Recently Google, who would normally be known for speed and efficiency, were in the news because their autonomous vehicle was stopped by police in California for going too slowly. The ‘driver’ of the vehicle wasn’t fined, as it turns out no laws were broken. The car came to the attention of police because of the tailback it had caused by sticking to its top speed of 25mph in a 35mph zone.
I wondered, in law, who is responsible for the vehicle. In the UK, the responsibility is for the person ‘in control’ of the vehicle. ‘In control’ however in this case it is not clearly defined. The definition of a driver is also not defined. Case law tells us that if you exercise control of the vehicle, then you are the driver. For example, if you are able to control the steering wheel, with the engine off and being towed, you are the driver. Also, you can be considered to be in control of the vehicle (and therefore the driver), if you are, fast asleep, behind the steering wheel with the engine off and the keys in your pocket. (Keep this in mind if you are having a drink this festive season)!

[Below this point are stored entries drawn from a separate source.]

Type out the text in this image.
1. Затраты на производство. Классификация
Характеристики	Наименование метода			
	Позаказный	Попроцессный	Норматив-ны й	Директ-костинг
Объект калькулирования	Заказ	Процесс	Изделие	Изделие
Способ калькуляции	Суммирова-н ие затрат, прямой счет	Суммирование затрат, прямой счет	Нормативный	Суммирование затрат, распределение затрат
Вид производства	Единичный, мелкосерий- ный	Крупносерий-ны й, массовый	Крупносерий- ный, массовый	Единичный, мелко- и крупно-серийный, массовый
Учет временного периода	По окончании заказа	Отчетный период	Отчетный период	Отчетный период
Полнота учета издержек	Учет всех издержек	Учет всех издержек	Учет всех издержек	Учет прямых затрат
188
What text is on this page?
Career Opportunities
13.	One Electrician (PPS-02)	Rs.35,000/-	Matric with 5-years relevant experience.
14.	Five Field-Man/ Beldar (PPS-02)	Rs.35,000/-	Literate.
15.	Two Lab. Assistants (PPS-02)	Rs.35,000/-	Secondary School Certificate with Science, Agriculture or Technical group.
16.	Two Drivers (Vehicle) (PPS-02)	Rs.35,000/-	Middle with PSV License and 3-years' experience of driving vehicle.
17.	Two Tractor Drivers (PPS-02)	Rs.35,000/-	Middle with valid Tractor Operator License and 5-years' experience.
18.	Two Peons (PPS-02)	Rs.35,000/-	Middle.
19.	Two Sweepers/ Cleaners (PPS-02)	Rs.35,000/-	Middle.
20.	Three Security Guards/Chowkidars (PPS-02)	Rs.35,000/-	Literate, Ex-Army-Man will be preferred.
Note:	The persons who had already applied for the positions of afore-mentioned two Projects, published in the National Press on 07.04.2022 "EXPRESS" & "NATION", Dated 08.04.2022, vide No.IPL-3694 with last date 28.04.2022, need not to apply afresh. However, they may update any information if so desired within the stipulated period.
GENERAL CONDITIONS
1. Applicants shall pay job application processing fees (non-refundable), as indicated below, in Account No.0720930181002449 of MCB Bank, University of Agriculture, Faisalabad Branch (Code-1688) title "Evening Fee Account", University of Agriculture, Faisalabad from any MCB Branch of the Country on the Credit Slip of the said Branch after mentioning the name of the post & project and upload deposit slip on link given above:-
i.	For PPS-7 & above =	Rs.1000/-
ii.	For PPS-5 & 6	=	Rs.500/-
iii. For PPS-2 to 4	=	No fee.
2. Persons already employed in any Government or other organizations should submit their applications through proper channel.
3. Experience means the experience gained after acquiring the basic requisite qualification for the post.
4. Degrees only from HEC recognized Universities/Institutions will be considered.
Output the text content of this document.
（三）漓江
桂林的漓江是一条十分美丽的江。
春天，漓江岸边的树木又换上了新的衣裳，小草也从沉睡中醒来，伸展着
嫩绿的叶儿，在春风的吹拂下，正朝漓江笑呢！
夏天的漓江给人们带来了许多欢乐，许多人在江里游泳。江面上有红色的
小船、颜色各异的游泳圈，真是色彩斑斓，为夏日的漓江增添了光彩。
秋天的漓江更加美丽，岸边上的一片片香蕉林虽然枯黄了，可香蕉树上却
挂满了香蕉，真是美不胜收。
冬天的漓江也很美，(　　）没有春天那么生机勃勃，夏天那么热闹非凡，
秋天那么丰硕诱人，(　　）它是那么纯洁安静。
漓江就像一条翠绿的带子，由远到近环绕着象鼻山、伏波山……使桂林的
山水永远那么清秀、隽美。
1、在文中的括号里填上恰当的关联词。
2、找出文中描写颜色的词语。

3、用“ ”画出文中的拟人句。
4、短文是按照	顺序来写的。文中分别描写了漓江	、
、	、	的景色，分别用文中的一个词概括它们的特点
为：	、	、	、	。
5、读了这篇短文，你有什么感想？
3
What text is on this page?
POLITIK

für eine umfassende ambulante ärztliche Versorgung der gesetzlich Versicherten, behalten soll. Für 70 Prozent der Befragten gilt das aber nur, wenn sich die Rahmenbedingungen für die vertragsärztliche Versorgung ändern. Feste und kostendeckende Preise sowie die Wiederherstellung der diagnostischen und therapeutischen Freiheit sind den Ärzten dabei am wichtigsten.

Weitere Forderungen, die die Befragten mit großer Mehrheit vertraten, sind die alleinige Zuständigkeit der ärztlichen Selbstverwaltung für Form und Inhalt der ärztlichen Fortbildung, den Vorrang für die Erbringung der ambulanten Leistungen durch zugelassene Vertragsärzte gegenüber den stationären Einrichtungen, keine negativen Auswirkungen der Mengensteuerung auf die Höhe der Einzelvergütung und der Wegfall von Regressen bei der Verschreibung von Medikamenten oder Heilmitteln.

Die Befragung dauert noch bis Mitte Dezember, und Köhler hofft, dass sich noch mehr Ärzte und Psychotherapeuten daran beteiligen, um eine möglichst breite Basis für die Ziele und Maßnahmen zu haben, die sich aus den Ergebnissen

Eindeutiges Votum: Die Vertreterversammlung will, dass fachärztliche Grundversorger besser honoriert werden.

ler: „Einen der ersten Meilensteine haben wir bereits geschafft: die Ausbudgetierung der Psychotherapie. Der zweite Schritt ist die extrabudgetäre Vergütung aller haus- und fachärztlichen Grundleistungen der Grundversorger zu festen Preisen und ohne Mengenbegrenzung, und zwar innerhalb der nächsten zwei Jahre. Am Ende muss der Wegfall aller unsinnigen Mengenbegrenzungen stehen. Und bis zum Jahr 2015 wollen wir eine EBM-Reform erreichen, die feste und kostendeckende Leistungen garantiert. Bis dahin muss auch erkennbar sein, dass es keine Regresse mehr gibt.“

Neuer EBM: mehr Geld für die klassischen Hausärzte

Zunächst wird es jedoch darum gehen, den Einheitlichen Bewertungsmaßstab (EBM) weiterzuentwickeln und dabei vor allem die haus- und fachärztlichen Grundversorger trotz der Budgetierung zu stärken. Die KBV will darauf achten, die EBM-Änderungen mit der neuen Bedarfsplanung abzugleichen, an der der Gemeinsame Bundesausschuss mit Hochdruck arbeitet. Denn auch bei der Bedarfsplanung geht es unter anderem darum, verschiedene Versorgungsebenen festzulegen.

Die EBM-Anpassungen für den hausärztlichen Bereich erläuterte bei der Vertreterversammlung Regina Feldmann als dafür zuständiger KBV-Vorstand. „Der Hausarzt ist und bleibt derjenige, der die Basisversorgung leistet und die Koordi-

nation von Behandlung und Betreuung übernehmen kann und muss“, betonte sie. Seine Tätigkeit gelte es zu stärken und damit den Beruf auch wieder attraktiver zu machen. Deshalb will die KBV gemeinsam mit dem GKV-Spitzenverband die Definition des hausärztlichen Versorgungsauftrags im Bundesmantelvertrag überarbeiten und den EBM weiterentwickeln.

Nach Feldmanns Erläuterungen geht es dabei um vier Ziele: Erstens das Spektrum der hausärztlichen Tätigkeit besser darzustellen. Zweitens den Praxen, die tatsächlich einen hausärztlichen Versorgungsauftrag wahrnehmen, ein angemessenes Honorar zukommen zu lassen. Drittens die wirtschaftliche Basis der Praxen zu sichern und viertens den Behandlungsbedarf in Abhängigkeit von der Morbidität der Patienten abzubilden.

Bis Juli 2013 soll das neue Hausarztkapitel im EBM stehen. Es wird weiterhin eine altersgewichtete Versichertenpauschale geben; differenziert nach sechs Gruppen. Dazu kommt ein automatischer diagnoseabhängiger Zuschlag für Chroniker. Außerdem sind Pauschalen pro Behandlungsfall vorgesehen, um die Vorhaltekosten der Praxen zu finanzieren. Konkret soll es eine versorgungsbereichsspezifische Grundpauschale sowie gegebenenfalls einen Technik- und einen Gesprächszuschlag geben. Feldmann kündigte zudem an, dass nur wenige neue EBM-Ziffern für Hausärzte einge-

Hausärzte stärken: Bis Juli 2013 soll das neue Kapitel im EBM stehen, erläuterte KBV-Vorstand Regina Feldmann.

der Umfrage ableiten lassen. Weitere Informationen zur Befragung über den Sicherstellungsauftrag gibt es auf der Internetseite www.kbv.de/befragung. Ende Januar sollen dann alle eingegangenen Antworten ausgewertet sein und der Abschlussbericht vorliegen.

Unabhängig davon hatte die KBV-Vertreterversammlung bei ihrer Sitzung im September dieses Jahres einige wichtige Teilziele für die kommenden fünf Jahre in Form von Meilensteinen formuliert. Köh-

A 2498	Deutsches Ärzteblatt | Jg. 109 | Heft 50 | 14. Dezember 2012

Imagine this: You are driving your car along the road, a driver coming toward you in the opposite direction, loses control. In a split second you must decide what to do allow a head on collision, with the likely outcome of serious injury or loss of life to both yourself and the oncoming driver, or to avoid the oncoming car by driving into a group of pedestrians waiting at a bus stop. In the second option you will almost certainly kill or seriously injure the pedestrians but only suffer a very minor injury to yourself.
In the future the self-driving car will decide this for you, based on a complicated set of algorithms that would be biased towards either protecting the occupants of the autonomous vehicle first or pedestrians first. The manufacturers will have to decide on this.
Buy a BMW, “We will protect you.”
Buy a Mercedes, “We protect the world around you.”

I appreciate that there will be many people who will say that the autonomous vehicle is less likely to crash because it can analyse information and make decisions much faster than any human could. But let’s be realistic here, there will always be situations where they will crash and people will get hurt.

The future could really be about me or you having to make purchasing decisions with a new ethical angle to consider.